Me and a friend I haven’t seen for a long time meet at a café close to Slussen. Both of us order a large cup of coffee and sit in a corner. I pick up my phone, take a picture of our cups, add the text “reunion” and upload the picture to my Snapchat’s story.

I barely reflect on my behavior. My friend takes a picture and posts it on her Instagram. I lock my phone and put it in my bag. She leaves hers on the table.

We talk about everything between heaven and earth: How her last trip abroad went, how I’m doing at work. The phone on the table lights up every time someone likes her picture. After a while, she unlocks it and checks how many like the photo got. The conversation that was going so well becomes unfocused. 

During our hour and a half long coffee break, I don’t know how many times she looks at her phone. I have picked mine up five times. In the café half the people are sitting with their phones in their hands.
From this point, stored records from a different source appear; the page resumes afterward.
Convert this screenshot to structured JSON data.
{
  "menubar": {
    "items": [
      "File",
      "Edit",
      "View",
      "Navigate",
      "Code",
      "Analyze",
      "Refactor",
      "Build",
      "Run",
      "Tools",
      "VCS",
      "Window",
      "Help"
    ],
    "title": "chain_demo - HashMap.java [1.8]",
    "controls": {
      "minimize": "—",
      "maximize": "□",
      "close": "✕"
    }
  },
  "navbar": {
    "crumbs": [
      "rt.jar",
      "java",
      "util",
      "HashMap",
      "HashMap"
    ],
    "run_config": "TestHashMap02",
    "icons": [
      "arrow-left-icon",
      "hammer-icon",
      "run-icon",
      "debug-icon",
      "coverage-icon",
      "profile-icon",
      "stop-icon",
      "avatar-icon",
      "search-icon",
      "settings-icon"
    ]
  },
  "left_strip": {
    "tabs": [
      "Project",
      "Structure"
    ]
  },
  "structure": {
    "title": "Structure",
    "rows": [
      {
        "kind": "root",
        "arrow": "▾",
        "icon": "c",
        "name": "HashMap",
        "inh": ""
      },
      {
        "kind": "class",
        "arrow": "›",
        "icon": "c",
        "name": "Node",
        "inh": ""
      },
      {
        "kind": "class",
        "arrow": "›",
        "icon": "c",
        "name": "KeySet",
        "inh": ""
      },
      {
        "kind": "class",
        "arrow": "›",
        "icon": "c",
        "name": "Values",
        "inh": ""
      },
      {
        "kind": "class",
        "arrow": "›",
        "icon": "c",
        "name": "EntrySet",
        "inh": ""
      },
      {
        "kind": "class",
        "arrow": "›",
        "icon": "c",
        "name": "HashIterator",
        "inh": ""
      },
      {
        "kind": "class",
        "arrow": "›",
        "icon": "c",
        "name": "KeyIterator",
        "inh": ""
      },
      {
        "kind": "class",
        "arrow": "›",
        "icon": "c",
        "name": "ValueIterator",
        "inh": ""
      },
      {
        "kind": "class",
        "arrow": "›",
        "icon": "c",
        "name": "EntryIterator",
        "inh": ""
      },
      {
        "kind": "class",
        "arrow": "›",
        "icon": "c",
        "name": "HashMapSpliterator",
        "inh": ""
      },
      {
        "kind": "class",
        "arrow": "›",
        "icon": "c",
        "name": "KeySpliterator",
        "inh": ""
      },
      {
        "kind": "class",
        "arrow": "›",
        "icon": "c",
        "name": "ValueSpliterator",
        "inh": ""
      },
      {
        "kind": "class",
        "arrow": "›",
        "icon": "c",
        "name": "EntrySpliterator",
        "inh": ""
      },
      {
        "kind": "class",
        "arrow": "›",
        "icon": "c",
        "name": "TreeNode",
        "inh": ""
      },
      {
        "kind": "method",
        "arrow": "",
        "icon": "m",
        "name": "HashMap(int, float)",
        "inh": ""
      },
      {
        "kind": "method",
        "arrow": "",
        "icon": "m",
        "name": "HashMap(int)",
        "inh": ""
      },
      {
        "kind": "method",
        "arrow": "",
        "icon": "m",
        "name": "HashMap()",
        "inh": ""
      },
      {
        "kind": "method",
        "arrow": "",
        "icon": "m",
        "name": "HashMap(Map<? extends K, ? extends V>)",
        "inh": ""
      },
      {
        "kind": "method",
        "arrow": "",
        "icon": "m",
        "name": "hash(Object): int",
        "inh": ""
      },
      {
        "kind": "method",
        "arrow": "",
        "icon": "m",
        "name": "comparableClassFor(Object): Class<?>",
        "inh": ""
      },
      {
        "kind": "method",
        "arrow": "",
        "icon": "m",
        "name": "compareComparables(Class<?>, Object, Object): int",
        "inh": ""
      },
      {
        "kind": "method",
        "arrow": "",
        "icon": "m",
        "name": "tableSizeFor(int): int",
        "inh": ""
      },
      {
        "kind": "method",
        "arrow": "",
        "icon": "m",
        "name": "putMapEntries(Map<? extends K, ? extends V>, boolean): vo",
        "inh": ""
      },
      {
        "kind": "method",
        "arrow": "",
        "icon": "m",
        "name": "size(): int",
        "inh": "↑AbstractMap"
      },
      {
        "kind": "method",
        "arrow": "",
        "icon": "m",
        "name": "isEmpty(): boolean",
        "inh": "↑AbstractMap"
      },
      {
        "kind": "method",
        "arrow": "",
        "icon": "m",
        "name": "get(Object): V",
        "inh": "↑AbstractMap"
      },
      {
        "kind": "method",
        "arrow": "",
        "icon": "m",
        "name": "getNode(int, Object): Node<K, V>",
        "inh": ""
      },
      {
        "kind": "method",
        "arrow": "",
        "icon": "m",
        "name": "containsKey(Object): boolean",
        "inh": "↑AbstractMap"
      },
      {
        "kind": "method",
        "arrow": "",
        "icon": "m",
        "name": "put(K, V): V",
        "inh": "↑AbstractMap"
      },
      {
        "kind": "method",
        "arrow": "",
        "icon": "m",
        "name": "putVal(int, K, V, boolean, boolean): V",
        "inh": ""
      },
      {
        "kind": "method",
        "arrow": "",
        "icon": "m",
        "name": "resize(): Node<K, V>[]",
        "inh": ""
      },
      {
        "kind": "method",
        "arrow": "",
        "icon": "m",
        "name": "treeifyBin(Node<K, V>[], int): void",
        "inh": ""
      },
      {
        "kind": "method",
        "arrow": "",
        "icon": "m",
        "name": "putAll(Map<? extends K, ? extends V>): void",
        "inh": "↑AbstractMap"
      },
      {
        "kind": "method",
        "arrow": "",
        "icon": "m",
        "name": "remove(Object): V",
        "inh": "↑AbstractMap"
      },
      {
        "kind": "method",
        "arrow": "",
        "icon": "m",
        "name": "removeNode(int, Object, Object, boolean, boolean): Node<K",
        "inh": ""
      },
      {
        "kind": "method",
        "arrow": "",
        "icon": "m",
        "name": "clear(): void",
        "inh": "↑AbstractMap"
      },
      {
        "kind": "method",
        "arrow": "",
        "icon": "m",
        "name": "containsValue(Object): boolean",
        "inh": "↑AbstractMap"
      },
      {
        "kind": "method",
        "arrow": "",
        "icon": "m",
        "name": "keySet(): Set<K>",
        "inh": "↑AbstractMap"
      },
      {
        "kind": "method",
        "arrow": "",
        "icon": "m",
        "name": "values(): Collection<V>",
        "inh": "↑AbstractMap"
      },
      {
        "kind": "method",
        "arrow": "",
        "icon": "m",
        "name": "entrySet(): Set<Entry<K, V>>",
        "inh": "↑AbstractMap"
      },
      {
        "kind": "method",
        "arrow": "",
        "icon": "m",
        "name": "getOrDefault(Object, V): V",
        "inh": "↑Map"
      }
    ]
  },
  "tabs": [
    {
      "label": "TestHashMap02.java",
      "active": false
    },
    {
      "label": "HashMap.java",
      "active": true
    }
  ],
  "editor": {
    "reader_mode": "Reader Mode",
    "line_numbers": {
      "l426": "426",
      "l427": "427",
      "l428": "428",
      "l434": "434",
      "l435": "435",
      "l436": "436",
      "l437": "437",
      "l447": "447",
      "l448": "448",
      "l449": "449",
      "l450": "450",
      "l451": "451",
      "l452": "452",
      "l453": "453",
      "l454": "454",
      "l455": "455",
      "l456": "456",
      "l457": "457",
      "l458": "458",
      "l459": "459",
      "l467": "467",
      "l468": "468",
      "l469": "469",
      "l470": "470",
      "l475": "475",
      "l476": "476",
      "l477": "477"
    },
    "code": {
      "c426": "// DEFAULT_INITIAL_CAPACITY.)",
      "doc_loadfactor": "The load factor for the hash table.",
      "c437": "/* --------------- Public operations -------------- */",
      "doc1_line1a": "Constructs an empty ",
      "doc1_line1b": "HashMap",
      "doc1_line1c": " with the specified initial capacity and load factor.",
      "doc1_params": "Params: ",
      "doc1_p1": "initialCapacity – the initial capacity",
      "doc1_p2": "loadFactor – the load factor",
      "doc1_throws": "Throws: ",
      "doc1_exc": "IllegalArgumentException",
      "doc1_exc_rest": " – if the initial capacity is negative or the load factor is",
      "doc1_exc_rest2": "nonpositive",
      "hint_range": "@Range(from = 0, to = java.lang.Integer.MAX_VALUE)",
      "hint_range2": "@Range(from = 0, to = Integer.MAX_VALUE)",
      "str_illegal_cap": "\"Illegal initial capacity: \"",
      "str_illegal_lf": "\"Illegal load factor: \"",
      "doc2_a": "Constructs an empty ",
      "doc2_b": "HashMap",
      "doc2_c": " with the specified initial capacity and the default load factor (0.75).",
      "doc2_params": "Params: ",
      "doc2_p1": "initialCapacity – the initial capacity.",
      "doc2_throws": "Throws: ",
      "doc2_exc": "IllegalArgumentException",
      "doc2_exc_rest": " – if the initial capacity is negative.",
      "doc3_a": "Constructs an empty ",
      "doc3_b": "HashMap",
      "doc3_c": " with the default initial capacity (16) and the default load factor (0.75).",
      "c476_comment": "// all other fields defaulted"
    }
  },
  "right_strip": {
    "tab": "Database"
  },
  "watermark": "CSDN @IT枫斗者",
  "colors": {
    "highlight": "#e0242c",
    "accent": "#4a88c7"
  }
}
It makes me think about my own mobile usage. How many hours a day do I spend with my phone in my hand? 

Since we got smartphones, more and more people feel pressured to be available at all times. The first thing you do in the morning is check your texts, emails and social media. What if you missed something?

I like to think I’m not dependent on my phone. I download an app called Momemt that measures my mobile usage to get an overview. In recent days, I have been actively using my phone between one and a half and two hours per day. I pick up my phone around 40-50 times a day. The exception was Friday, when I checked my phone for over six hours. My train was three hours late, so I watched Netflix.

A few days ago I listened to an episode of Kropp och själ in P1 called “The war for our attention”. It was about mobile phone use and addiction. According to Anders Hansen, a senior consultant in psychiatry, we touch our cell phones on average 2600 times a day and pick them up on average every 10 minutes.

By keeping your phone close at hand at all times, you can easily become addicted. Getting a lot of likes on Instagram or Facebook may provide a temporary kick, but is it worth the consequences?

“If our attention is interrupted every 3-5 minutes, we end up not being able to concentrate for longer periods. How can we focus on a teacher during a lecture? How can we visualize what is happening in a book? If we can’t go into things in depth?”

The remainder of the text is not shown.